Des progrès techniques

Au XVe siècle, les Européens, jusque-là limités aux rivages de la Méditerranée et à ses abords, se lancent à la conquête des océans et découvrent d’autres mondes. Meilleure connaissance de la carte des vents et des courants, caravelles dont la maniabilité permet d’aborder des littoraux inconnus sans risque de toucher le fond, boussole et astrolabe pour mieux déterminer la latitude : tous ces outils et techniques ont permis ces voyages lointains.
Les motivations des Européens

Autrefois, on expliquait les Grandes Découvertes uniquement par ces progrès techniques. Aujourd’hui, on insiste surtout sur les motivations des Européens. Recherche fiévreuse de l’or, quête des épices dont la consommation augmente en même temps que la population, esprit de la croisade qui se prolonge au lendemain de la prise de Constantinople par les Turcs (1453), goût de l’inconnu et du mystère, autant de motivations qui expliquent les Découvertes.
Les pionniers portugais

Dès le début du XVe siècle, sous le règne du prince Henri le Navigateur (1394-1460), les Portugais sont les premiers à explorer les côtes d’Afrique, au sud du Maroc. En 1471, ils franchissent l équateur et, en1487, atteignent le cap Bonne-Espérance. Dix ans plus tard, le Portugais Vasco de Gama contourne l’Afrique et rejoint Calicut (port de L’Inde) par l’océan Indien.


      1. La découverte de l’Amérique


Christophe Colomb

Le 12 octobre 1492, parti avec le soutien des rois catholiques d’Espagne, le Génois Christophe Colomb, persuadé d’avoir atteint l’Inde par l’Ouest et ne sachant pas qu’il vient de découvrir un nouveau continent, met pied à terre aux Antilles.
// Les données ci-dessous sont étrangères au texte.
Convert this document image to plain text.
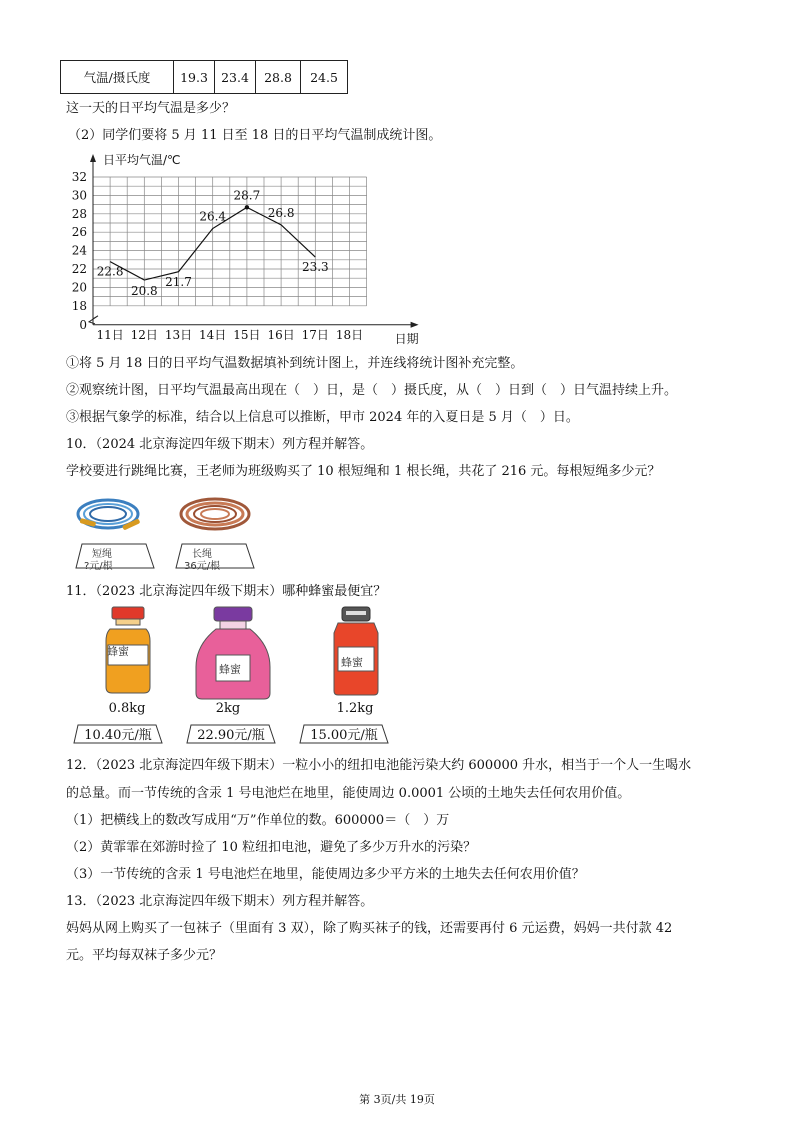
气温/摄氏度	19.3	23.4	28.8	24.5
这一天的日平均气温是多少？
（2）同学们要将 5 月 11 日至 18 日的日平均气温制成统计图。
0
18
20
22
24
26
28
30
32
11日 12日 13日 14日 15日 16日 17日 18日
日平均气温/℃
日期
22.8
20.8
21.7
26.4
28.7
26.8
23.3
①将 5 月 18 日的日平均气温数据填补到统计图上，并连线将统计图补充完整。
②观察统计图，日平均气温最高出现在（　）日，是（　）摄氏度，从（　）日到（　）日气温持续上升。
③根据气象学的标准，结合以上信息可以推断，甲市 2024 年的入夏日是 5 月（　）日。
10．（2024 北京海淀四年级下期末）列方程并解答。
学校要进行跳绳比赛，王老师为班级购买了 10 根短绳和 1 根长绳，共花了 216 元。每根短绳多少元？
短绳
?元/根
长绳
36元/根
11．（2023 北京海淀四年级下期末）哪种蜂蜜最便宜？
蜂蜜
蜂蜜
蜂蜜
0.8kg	2kg	1.2kg
10.40元/瓶	22.90元/瓶	15.00元/瓶
12．（2023 北京海淀四年级下期末）一粒小小的纽扣电池能污染大约 600000 升水，相当于一个人一生喝水
的总量。而一节传统的含汞 1 号电池烂在地里，能使周边 0.0001 公顷的土地失去任何农用价值。
（1）把横线上的数改写成用“万”作单位的数。600000＝（　）万
（2）黄霏霏在郊游时捡了 10 粒纽扣电池，避免了多少万升水的污染？
（3）一节传统的含汞 1 号电池烂在地里，能使周边多少平方米的土地失去任何农用价值？
13．（2023 北京海淀四年级下期末）列方程并解答。
妈妈从网上购买了一包袜子（里面有 3 双），除了购买袜子的钱，还需要再付 6 元运费，妈妈一共付款 42
元。平均每双袜子多少元？
第 3页/共 19页
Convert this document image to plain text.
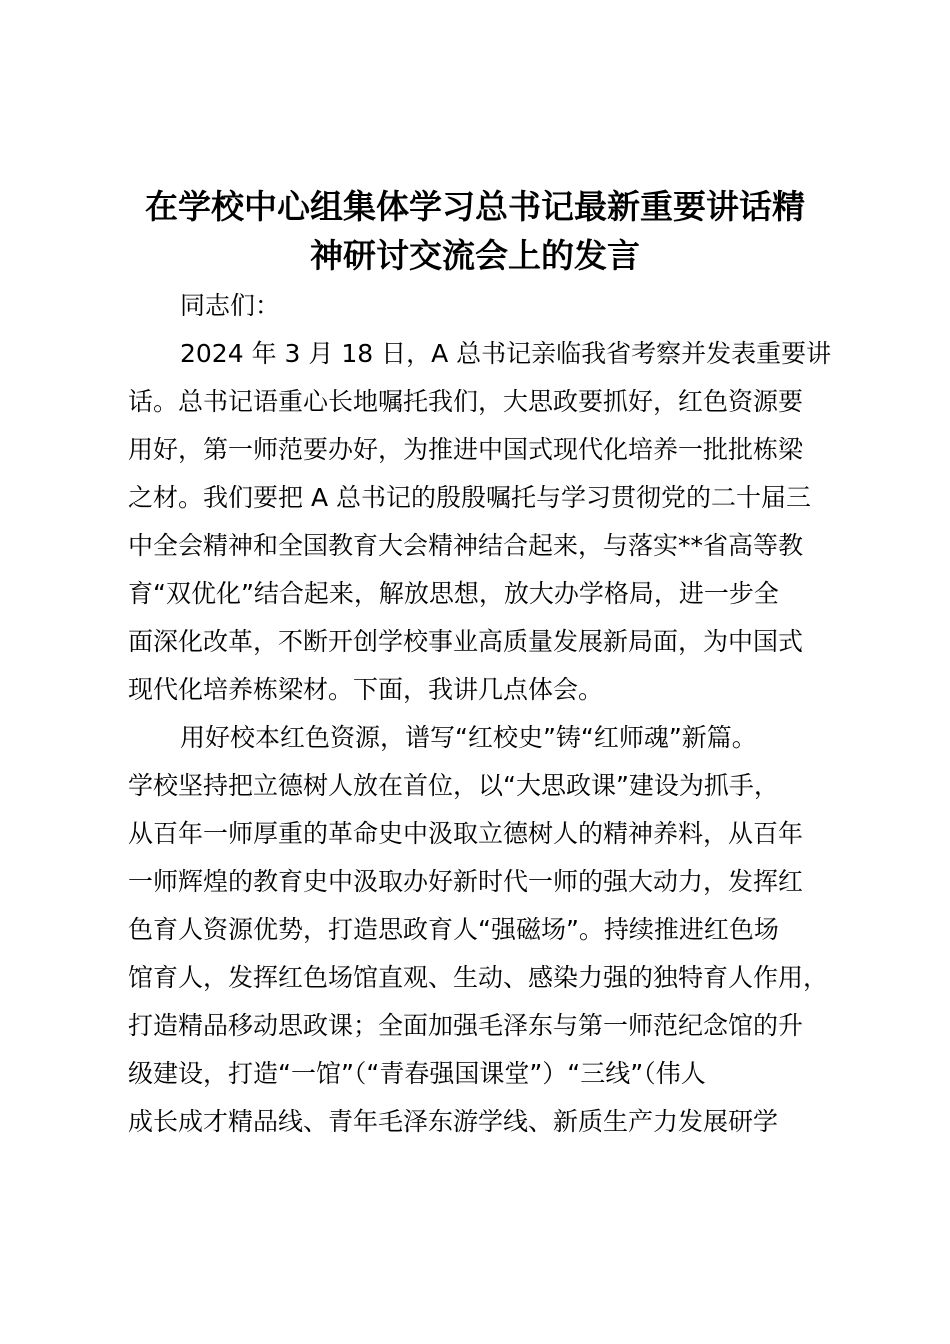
在学校中心组集体学习总书记最新重要讲话精
神研讨交流会上的发言

同志们：

2024 年 3 月 18 日，A 总书记亲临我省考察并发表重要讲

话。总书记语重心长地嘱托我们，大思政要抓好，红色资源要

用好，第一师范要办好，为推进中国式现代化培养一批批栋梁

之材。我们要把 A 总书记的殷殷嘱托与学习贯彻党的二十届三

中全会精神和全国教育大会精神结合起来，与落实**省高等教

育“双优化”结合起来，解放思想，放大办学格局，进一步全

面深化改革，不断开创学校事业高质量发展新局面，为中国式

现代化培养栋梁材。下面，我讲几点体会。

用好校本红色资源，谱写“红校史”铸“红师魂”新篇。

学校坚持把立德树人放在首位，以“大思政课”建设为抓手，

从百年一师厚重的革命史中汲取立德树人的精神养料，从百年

一师辉煌的教育史中汲取办好新时代一师的强大动力，发挥红

色育人资源优势，打造思政育人“强磁场”。持续推进红色场

馆育人，发挥红色场馆直观、生动、感染力强的独特育人作用，

打造精品移动思政课；全面加强毛泽东与第一师范纪念馆的升

级建设，打造“一馆”（“青春强国课堂”）“三线”（伟人

成长成才精品线、青年毛泽东游学线、新质生产力发展研学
C’est le Florentin Amerigo Vespucci qui, ayant démontré qu’il s’agissait d’un nouveau monde, donne son prénom (Amerigo) à la découverte de Christophe Colomb : « l’Amérique ».

Entre 1519 et 1522, l’expédition montée par le navigateur portugais Magellan, et poursuivie par son second Elcano après sa mort aux Philippines, réalise enfin le premier tour du monde par voie maritime, en contournant l’Amérique par le sud.
Une brutalité sauvage

En quelques décennies, les Européens vont porter pour la première fois l’économie à l’échelle du monde. Partis les premiers, les Espagnols et les Portugais se sont réservé par le traité de Tordesillas (7 juin 1494) le partage de ce monde dont on ne soupçonne pas encore l’étendue. Un partage approuvé par le pape qui fixe la ligne de démarcation séparant les possessions coloniales des deux pays à 370 lieues à l’Ouest des îles du Cap-Vert.

Tandis que les Portugais prennent pied en Inde et au Brésil, les conquistadores espagnols, menés par Cortès et Pizarro, détruisent avec une brutalité sauvage les empires aztèques et inca, pour fonder un empire colonial qui s’étend dans toute l’Amérique du Sud. Sous l’effet des maladies importées par les Européens (grippe et coqueluche) et du travail forcé dans les mines d’or et d’argent, la population locale s’effondre de 50 millions à 9 millions d’habitants en moins d’un siècle.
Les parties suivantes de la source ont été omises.